O Papa Leão XIV afirmou que a remigração, política proposta por vários partidos de extrema-direita italiana, incluindo o novo grupo Futuro Nacional, não é um conceito que esteja de acordo com os princípios cristãos.
“Muitas vezes não reconhecemos as razões pelas quais estas pessoas tiveram de abandonar os seus países”, disse o pontífice aos jornalistas na terça-feira, em frente à residência papal em Castel Gandalf, a propósito da remigração.
“Há muitas razões: violência, guerra, conflitos. E dizer simplesmente: Vamos mandá-los embora, para que possamos lavar as mãos do problema não me parece a resposta mais cristã”, afirmou.
O Papa sublinhou que se deve “respeitar as pessoas, analisar os casos e, acima de tudo, tratar as pessoas como pessoas”.

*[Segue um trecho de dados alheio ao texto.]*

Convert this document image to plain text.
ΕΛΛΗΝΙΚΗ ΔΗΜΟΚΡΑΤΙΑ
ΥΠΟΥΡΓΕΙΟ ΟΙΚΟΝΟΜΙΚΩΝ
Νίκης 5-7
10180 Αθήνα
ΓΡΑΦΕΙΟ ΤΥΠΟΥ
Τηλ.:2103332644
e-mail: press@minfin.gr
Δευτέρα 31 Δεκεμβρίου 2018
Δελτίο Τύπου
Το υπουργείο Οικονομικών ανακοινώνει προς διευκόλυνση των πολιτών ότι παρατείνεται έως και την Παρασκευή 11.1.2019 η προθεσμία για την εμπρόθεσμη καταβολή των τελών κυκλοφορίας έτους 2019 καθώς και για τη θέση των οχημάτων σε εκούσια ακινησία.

No sábado, dezenas de milhares de pessoas marcharam pelas ruas de Roma em manifestações rivais contra e a favor da imigração, após uma iniciativa popular de extrema-direita que propõe medidas contra migrantes ter reunido apoio suficiente para ser levada ao parlamento.
A petição, intitulada “Remigração e Reconquista”, ultrapassou as 50 mil assinaturas exigidas para obrigar à discussão parlamentar, levando para o debate político o conceito, até aqui marginal, de “remigração”. Ainda não foi marcada data para votação.
A proposta, promovida por grupos da direita radical, prevê medidas dirigidas a estrangeiros, incluindo retornos coercivos, incentivos à saída da Itália e políticas mais amplas que críticos consideram poder afetar também residentes legais.